Based on the above, the Panel considers that the Complainant has made a prima facie case that the Respondent has no rights or legitimate interests in respect of the disputed domain name. The Respondent did not rebut that case because it did not file a Response.

Therefore, based on the record of this proceeding, the Panel finds that the Respondent has no rights or legitimate interests in respect of the disputed domain name. The Complainant has satisfied the second element in paragraph 4(a) of the Policy.

C. Registered and Used in Bad Faith

Paragraph 4(b) of the Policy provides that certain circumstances shall be evidence of the registration and use of a domain name in bad faith. The first circumstance is as follows:

“(i) circumstances indicating that [the respondent has] registered or [the respondent has] acquired the domain name primarily for the purpose of selling, renting, or otherwise transferring the domain name registration to the complainant who is the owner of the trademark or service mark or to a competitor of that complainant, for valuable consideration in excess of [the respondent’s] documented out-of-pocket costs directly related to the domain name.”

With respect to registration, the Panel observes that the disputed domain name wholly incorporates the Complainant’s AUCHAN trademark as its initial and dominant element with only a dictionary word and a gTLD suffix. The Respondent registered the disputed domain name in 2009, years after the Complainant registered its AUCHAN trademark, including in China where the Respondent is located, at a time when the Complainant had already opened 114 hypermarkets in that country. The disputed domain name is the English translation of “Groupe Auchan” which is the Complainant’s corporate group name and combined with a gTLD suffix in its official website domain <groupe-auchan.com>. The website to which the disputed domain name resolves states that “Auchangroup.com is powerful Internet brand” which, in these circumstances, confirms an awareness of the Complainant or its website, or both. This all gives the Panel reason to find that the Respondent deliberately targeted the Complainant’s trademark and registered the disputed domain name incorporating the trademark in bad faith.

With respect to use, the Panel notes that the disputed domain name resolves to an active website that does nothing but offer the disputed domain name for sale. The website touts the disputed domain name as a “powerful Internet brand” and a “premium” domain name to “boost your online business and global expansion” and solicits offers. The Respondent offered to sell a near identical name to the Complainant in the “.cn” country code Top-Level Domain for USD 6,000, at which time it offered to sell the disputed domain name as well. Although the Respondent did not specify a price for the disputed domain name, the contents of its website and the context of its offer clearly give rise to the inference that it is expecting valuable consideration in excess of its documented out-of-pocket expenses. The Panel finds that the Complainant has discharged its burden of demonstrating that these circumstances constitute bad faith use within the terms of paragraph 4(b)(i) of the Policy.

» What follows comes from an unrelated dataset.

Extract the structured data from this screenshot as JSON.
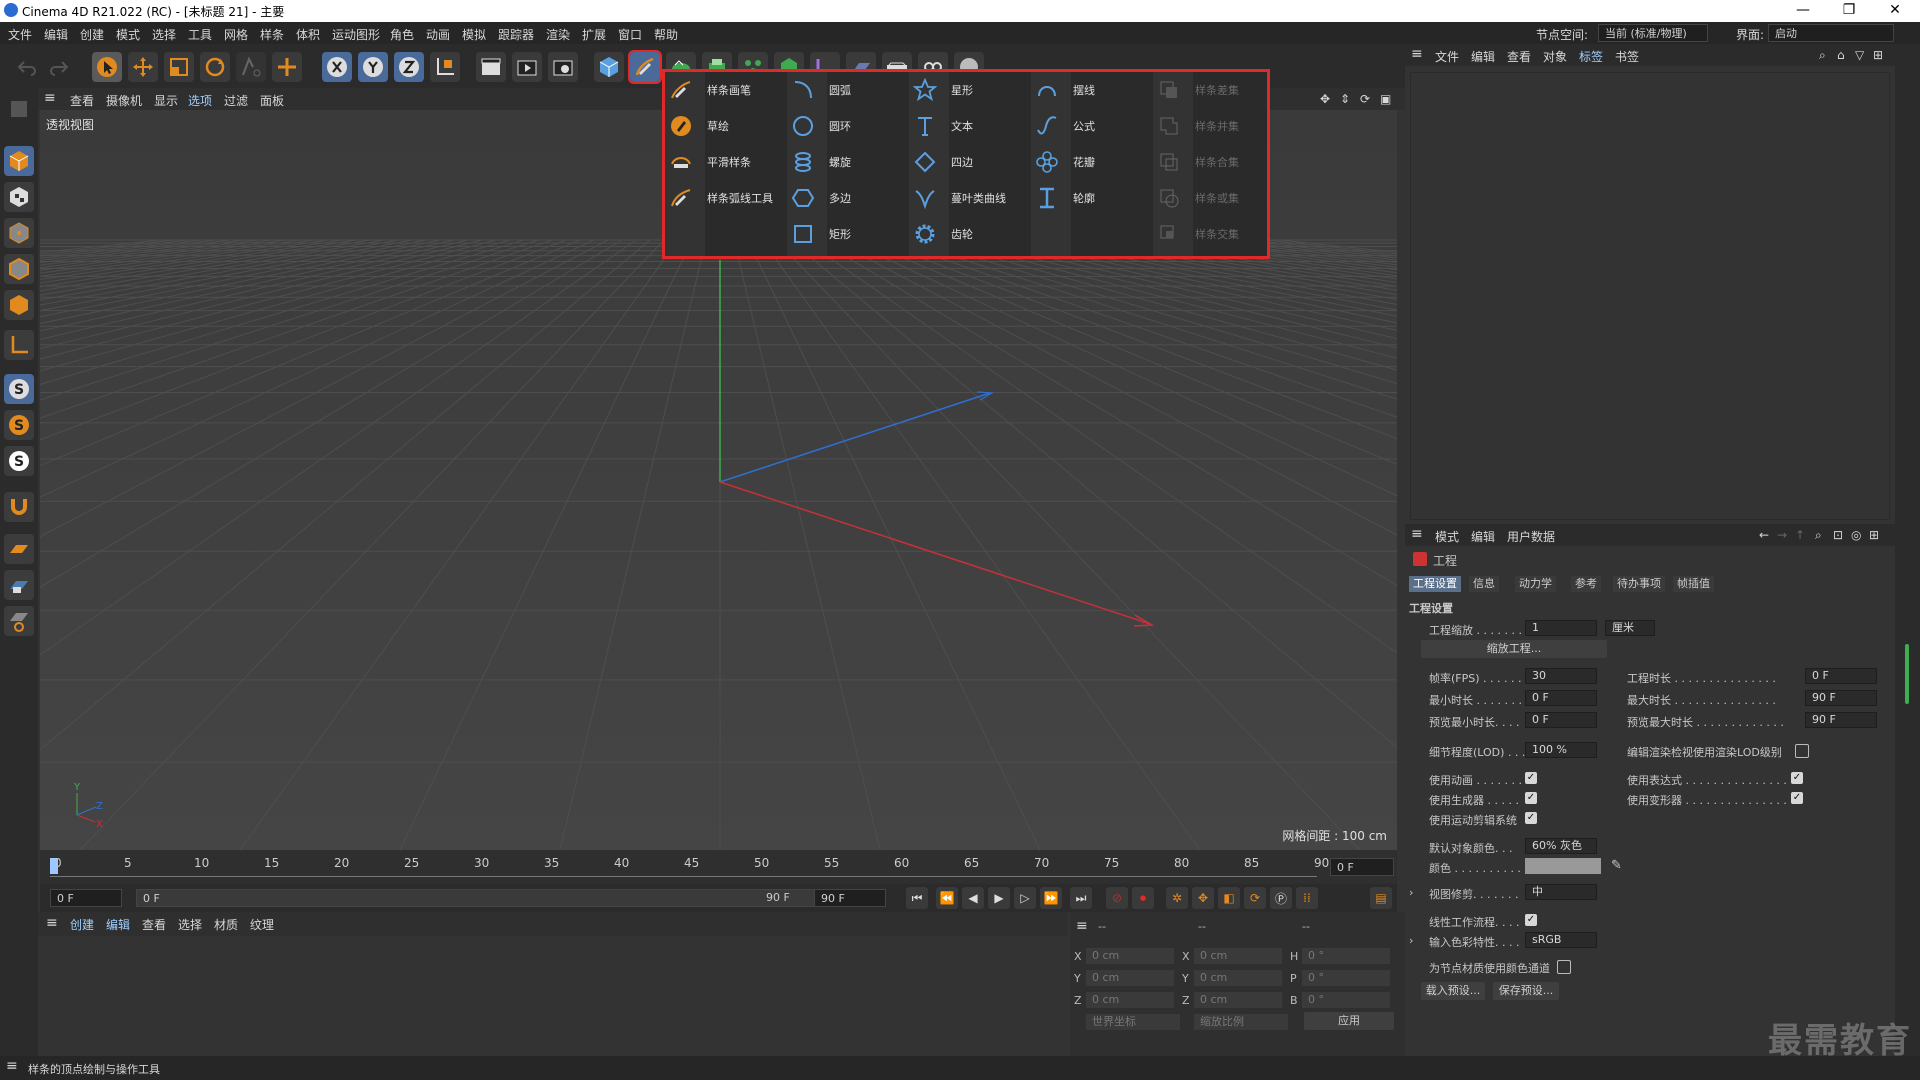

Therefore, the Panel finds that the disputed domain name has been registered and is being used in bad faith. The Complainant has satisfied the third element in paragraph 4(a) of the Policy.

7. Decision

For the foregoing reasons, in accordance with paragraphs 4(i) of the Policy and 15 of the Rules, the Panel orders that the disputed domain name <auchangroup.com> be transferred to the Complainant.